Gwenda Bond provided a fresh new voice in the YA genre with her novel Lois Lane: Fallout, and now she returns with the next novel in her series: Lois Lane: Double Down. Her portrayal of Lois Lane is incredibly refreshing and will provide DC Comic fans of all ages with a new look at the iconic character. With plenty of action, mystery, and suspense, readers are sure to enjoy Bond’s latest.
What inspired you to write a spin-off series on the original Lois Lane?
I was lucky enough to be approached about this idea, and it was really just a concept. I immediately saw the potential in the idea and how cool it could be. Honestly, it was a dream project, and I would never have had the guts to do it on my own. I kind of always jokingly say, “I feel like this is the job I have been training for my whole life.”
Have you been a longtime fan of DC COMICS, or are you new to the company and their characters?
I grew up reading comics, and I mostly had my Betty, Veronica, and Archie, and then my brother got the super hero comics and I would steal them from him. I read Marvel and DC; I was more drawn to those characters after I saw the original Superman movie as a kid. Lois Lane in that movie was a big influence for me. I was a comic nerd from way back.
If given the choice to have one superpower, what would you choose?
I always say teleportation because I hate flying and I have the worst luck with airports. I just feel like it would be super convenient. Just think, teleportation could get you out of anything.

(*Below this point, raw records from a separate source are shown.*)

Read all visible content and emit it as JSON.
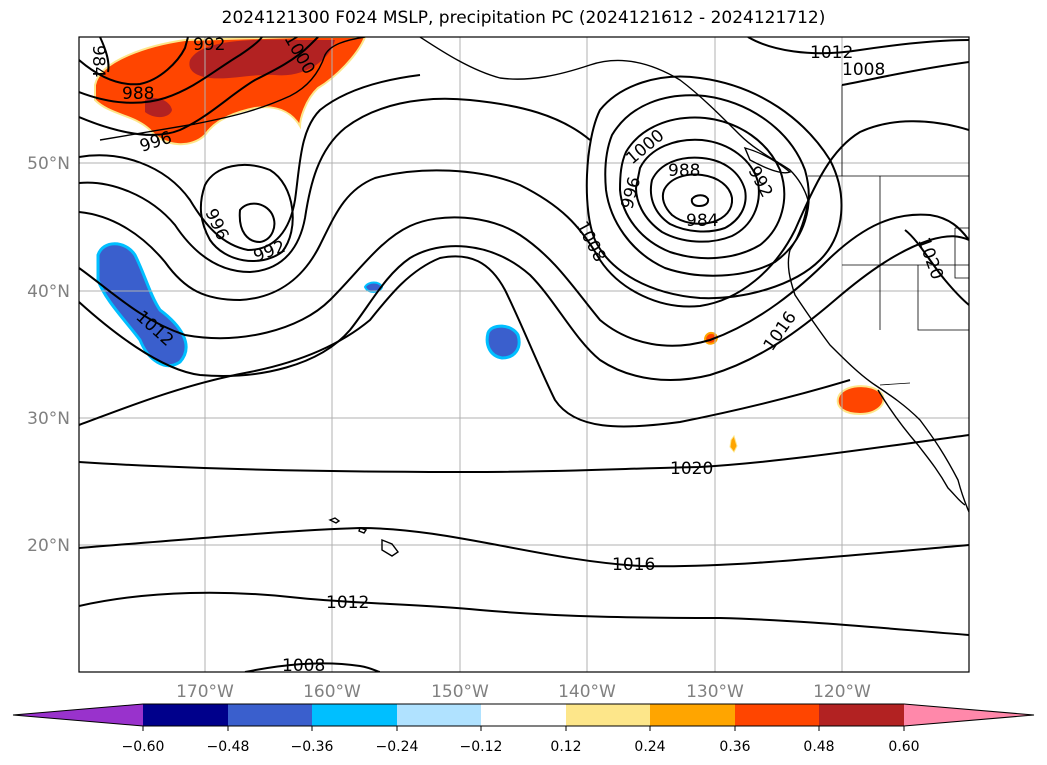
{
  "title": "2024121300 F024 MSLP, precipitation PC (2024121612 - 2024121712)",
  "map": {
    "lon_labels": [
      "170°W",
      "160°W",
      "150°W",
      "140°W",
      "130°W",
      "120°W"
    ],
    "lat_labels": [
      "50°N",
      "40°N",
      "30°N",
      "20°N"
    ],
    "contour_labels": [
      {
        "id": "l1",
        "text": "984"
      },
      {
        "id": "l2",
        "text": "992"
      },
      {
        "id": "l3",
        "text": "1000"
      },
      {
        "id": "l4",
        "text": "988"
      },
      {
        "id": "l5",
        "text": "996"
      },
      {
        "id": "l6",
        "text": "996"
      },
      {
        "id": "l7",
        "text": "992"
      },
      {
        "id": "l8",
        "text": "1012"
      },
      {
        "id": "l9",
        "text": "1008"
      },
      {
        "id": "l10",
        "text": "1012"
      },
      {
        "id": "l11",
        "text": "1000"
      },
      {
        "id": "l12",
        "text": "996"
      },
      {
        "id": "l13",
        "text": "988"
      },
      {
        "id": "l14",
        "text": "992"
      },
      {
        "id": "l15",
        "text": "984"
      },
      {
        "id": "l16",
        "text": "1008"
      },
      {
        "id": "l17",
        "text": "1016"
      },
      {
        "id": "l18",
        "text": "1020"
      },
      {
        "id": "l19",
        "text": "1020"
      },
      {
        "id": "l20",
        "text": "1016"
      },
      {
        "id": "l21",
        "text": "1012"
      },
      {
        "id": "l22",
        "text": "1008"
      }
    ]
  },
  "colorbar": {
    "colors": [
      "#9932cc",
      "#00008b",
      "#3a5fcd",
      "#00bfff",
      "#b0e2ff",
      "#ffffff",
      "#fde68a",
      "#ffa500",
      "#ff4500",
      "#b22222",
      "#ff88aa"
    ],
    "tick_labels": [
      "−0.60",
      "−0.48",
      "−0.36",
      "−0.24",
      "−0.12",
      "0.12",
      "0.24",
      "0.36",
      "0.48",
      "0.60"
    ]
  }
}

How were you able to place yourself in the head of such an iconic DC character while making her your own?
First off, when you come to a charter like that, [you have to realize that] she’s been such an influence for so many generations, [but you also] have people that hate her. You come at this kind of character with all that weight of expectations. I did revisit key versions of her, but at the end of the day, you have to make that character your own.
If you weren’t writing, what would you be doing career-wise?
I always say, “I think I would make a really good heiress or a super rich person.” I don’t know if that’s a career, like a trust fund baby. I think I would be really great at that; if there are any wealthy people who want to give a lot of money to someone, they could give it to me. HAHA.
Did you always want to be a writer?
Yes. I was that obnoxious five year old that was like, “I’m gonna be a writer.” My parents were both educators, and I was always able to visit the library, even in the winter and summer when school was closed. I was always reading because there wasn’t much else to do in our town.
What advice do you have for future writers who want to write young adult literature?
Read everything and write what you want. Be prepared to take criticism to get better, but also make sure you’re surrounding yourself (and listening to) people who want you to write and want to make you better. You don’t need anyone’s permission to tell your stories.